O Primeiro Congresso Nacional de FDPs


O Primeiro Congresso Nacional de FDPs realizou-se ontem na Cidade de São Paulo, no bairro Quinta da Aprazível Vista, local este por enquanto esquecido do poder público, ainda ignorante da sua existência pois do contrário seria crivado com tarifas, multas, ciclovias e radares. Cada participante do congresso representa seu respectivo estado de origem, não sendo porém, o representante, figura pública ou privada de qualquer espécie ou estirpe, destacando-se apenas e tão apenas como humilde anônimo e sem mais nada a declarar, exceto o que declarou de livre e espontânea vontade durante a assembléia, por sinal, presidida por um veterano de origem incerta dotado de algum conhecimento sobre as coisas todas, reunidas ou fracionadas. A intenção do empreendimento foi estipular sem grande rigor um censo sobre a quantidade aproximada de FDPs em cada estado, número esse quantificado a partir da noção de cada representante. O evento teve monta numa praça sem nome que conta com árvores graúdas e intervaladas acolhendo, em seu eixo central, uma meia lua com degraus de pedra onde percebe-se fiapos de grama ressequida a crescer pelas bordas - todo o conjunto insinua o formato de um arena bucólica, propícia para dias subtraídos de vento e chuva.

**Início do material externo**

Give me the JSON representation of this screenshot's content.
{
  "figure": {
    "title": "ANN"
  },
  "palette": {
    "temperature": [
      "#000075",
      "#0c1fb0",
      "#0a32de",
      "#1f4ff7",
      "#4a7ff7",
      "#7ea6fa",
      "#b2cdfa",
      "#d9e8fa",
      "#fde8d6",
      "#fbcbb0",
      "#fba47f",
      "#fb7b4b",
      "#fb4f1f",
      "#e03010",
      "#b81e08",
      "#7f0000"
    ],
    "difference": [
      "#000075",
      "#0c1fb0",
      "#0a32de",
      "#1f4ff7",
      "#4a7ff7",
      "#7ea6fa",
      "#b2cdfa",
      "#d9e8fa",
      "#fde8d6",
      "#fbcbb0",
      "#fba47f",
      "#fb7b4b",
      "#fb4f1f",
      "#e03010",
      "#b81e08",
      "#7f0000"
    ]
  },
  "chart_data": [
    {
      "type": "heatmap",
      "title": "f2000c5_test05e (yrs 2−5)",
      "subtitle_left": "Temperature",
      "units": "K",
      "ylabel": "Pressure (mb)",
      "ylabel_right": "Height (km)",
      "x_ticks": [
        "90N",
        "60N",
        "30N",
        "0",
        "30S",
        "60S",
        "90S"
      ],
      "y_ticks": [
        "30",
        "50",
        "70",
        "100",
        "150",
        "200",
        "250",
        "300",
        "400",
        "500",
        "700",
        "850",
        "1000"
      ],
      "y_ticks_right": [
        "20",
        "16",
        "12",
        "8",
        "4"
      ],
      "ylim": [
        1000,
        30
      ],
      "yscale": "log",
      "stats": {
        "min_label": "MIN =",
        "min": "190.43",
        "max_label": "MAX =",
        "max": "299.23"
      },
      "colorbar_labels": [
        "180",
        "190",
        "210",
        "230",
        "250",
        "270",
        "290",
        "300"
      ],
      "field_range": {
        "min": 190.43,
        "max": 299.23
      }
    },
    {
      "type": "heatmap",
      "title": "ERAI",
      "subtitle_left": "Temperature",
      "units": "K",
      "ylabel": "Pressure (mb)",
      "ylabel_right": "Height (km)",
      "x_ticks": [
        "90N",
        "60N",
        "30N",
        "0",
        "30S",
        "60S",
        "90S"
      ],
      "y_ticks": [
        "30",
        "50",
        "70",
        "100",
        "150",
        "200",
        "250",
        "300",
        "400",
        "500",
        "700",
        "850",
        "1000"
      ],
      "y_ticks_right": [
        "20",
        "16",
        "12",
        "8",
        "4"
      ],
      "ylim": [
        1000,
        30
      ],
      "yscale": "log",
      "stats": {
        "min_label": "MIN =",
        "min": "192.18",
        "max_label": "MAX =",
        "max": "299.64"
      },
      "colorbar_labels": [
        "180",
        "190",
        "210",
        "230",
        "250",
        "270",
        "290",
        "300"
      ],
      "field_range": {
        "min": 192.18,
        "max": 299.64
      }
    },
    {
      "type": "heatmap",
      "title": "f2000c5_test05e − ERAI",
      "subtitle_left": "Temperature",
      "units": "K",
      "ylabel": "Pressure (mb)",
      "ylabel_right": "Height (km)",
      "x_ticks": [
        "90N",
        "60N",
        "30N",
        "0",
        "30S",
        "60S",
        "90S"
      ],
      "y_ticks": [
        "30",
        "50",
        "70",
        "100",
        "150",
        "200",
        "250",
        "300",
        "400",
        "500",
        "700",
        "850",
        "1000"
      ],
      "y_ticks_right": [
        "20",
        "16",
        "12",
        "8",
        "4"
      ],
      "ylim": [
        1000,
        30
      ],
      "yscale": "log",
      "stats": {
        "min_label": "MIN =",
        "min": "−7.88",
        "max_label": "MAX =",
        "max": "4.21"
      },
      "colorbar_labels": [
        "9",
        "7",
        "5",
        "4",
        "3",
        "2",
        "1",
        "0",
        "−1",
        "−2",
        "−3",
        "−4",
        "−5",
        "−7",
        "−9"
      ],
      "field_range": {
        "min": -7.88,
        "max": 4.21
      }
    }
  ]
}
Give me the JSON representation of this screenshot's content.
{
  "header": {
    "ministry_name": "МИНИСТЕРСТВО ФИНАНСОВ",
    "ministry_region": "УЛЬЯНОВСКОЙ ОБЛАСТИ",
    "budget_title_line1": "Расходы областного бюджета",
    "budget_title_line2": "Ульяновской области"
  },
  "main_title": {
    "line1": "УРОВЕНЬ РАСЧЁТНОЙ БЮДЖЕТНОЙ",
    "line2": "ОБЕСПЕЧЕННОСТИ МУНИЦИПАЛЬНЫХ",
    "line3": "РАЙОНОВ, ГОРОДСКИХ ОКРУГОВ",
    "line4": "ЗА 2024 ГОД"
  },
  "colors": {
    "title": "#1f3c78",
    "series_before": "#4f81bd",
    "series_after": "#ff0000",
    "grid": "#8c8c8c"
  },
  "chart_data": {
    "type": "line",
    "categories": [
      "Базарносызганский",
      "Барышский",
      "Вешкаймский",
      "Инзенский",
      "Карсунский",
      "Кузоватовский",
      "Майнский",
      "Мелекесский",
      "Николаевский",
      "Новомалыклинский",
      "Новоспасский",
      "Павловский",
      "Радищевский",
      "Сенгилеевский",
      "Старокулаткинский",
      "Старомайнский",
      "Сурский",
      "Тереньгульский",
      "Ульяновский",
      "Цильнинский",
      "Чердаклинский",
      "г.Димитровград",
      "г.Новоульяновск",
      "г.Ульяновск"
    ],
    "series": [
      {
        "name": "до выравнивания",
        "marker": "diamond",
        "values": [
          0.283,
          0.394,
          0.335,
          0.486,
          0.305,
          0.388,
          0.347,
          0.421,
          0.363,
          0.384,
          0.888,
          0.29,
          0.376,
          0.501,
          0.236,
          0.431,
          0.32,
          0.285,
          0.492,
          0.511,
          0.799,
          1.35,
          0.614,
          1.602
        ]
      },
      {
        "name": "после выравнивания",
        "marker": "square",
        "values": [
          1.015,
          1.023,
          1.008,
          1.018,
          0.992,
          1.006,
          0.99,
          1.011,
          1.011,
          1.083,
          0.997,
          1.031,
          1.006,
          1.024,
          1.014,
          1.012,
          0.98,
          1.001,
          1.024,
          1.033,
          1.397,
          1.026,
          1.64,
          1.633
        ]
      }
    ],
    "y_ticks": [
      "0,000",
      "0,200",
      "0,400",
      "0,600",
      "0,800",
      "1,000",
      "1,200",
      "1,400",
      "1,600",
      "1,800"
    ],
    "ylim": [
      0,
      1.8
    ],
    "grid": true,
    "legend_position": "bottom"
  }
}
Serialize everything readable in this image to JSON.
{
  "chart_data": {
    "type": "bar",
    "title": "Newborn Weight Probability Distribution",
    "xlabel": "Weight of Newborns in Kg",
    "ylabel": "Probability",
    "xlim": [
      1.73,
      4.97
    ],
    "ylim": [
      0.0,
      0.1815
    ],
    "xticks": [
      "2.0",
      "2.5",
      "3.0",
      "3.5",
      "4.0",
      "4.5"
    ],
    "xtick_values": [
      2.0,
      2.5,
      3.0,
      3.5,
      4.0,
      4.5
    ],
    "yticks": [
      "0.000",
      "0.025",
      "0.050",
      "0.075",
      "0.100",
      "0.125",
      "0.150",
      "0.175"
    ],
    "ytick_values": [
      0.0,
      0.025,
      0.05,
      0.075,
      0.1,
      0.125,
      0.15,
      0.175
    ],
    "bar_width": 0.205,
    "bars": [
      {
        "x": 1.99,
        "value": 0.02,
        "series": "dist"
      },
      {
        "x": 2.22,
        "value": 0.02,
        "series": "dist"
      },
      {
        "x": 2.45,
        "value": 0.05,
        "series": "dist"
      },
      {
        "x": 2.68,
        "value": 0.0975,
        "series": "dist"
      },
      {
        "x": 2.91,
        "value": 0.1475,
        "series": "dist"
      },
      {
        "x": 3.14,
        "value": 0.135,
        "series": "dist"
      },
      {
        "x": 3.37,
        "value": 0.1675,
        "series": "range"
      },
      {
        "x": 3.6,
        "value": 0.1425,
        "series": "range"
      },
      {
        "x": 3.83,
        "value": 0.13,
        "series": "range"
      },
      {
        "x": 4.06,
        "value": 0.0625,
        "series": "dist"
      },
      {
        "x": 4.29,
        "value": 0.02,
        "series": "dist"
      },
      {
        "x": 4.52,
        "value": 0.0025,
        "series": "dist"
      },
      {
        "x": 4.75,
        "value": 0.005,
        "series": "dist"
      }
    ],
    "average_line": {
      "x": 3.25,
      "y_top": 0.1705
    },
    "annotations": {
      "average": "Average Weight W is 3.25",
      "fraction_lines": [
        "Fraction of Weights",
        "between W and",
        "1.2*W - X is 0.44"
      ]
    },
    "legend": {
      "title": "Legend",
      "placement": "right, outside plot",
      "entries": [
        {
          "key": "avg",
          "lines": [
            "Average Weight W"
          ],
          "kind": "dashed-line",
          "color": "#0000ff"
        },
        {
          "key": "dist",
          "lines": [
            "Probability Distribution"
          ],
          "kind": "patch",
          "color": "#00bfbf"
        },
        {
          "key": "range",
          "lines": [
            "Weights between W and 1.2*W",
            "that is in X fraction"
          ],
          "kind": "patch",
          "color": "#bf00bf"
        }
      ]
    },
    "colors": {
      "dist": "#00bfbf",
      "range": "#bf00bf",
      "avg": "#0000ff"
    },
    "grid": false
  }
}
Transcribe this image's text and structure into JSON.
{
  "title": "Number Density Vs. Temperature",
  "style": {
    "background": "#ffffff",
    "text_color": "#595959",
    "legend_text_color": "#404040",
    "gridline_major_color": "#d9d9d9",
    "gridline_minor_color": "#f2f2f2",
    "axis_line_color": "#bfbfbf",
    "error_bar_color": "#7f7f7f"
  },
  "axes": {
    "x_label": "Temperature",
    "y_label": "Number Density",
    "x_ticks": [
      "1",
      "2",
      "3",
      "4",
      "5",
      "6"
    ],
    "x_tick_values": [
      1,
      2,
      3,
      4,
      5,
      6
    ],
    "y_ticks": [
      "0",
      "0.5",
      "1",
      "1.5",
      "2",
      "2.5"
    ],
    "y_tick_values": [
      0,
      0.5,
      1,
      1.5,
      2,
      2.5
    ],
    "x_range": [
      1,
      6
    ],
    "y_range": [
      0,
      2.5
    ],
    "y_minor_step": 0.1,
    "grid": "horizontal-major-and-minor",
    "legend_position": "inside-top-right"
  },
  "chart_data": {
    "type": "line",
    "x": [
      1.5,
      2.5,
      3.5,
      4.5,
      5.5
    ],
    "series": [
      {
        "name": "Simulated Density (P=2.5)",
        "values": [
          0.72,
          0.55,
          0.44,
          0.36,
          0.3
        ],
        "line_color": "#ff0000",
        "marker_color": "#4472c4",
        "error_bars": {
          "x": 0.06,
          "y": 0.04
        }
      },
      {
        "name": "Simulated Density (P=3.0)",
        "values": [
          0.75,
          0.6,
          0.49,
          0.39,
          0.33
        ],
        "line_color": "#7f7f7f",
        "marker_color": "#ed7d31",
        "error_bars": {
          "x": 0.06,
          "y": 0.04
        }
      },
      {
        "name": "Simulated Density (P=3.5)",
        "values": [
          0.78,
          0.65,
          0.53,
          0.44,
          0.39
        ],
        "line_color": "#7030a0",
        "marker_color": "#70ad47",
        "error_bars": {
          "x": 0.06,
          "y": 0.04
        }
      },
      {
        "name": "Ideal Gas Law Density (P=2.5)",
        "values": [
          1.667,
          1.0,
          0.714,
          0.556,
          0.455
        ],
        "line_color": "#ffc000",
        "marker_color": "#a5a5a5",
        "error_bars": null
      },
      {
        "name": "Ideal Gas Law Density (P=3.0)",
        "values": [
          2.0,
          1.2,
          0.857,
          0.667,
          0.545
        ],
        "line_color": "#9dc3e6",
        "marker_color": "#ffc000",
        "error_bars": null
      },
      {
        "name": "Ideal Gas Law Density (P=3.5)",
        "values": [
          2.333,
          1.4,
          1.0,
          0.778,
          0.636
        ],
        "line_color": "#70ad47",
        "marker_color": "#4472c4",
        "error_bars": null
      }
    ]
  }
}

Sem mais delongas o decano abre a sessão, chamando o representante do estado do Acre, o que já ocasionou tumulto, por que ele? Por que não o representante do estado do Piauí? Ou o do Sergipe? Houve bate boca, o deão bocejou após emitir um grito de ordem, todos se calaram, ele argüiu ser investido de saber, que muito pensara e se esforçara para organizar tal empreita, que tratava-se de uma questão cívica, que a nação precisaria reunir uma noção, mínima que fosse, sobre o montante de FDPs em seu território, e que ninguém, nunca, em instante algum, em especial no presente momento, muito menos um bando baderneiros, iria lhe roubar o prazer de ver esse projeto concluído. Começariam pelo Acre porque assim fora decidido e que se alguém tivesse qualquer objeção que fosse ter com ele mais tarde.


Poucos sabiam quantos estados existem no país, sem mencionar os que confundem “empanturrado" como um estado.


Parte deles acha que a moral da história de Adão e Eva é não coma se estiver nu.


O único representante de Minas Gerais, reumático, gago, míope, expressou que o governo não deveria dirigir as coisas para as pessoas, mas antes dar suporte a elas. Ouviu-se uivos e aquiescências.


Uma mulher de idade indefinida, trajando um vestidinho de chita, disse que após acirradas deliberações com conterrâneos, calculou o total de quatro FDPs em seu estado, o Ceará. Curiosamente, o mesmo montante foi alcançado pelo Acre, Rio de Janeiro e Espírito Santo.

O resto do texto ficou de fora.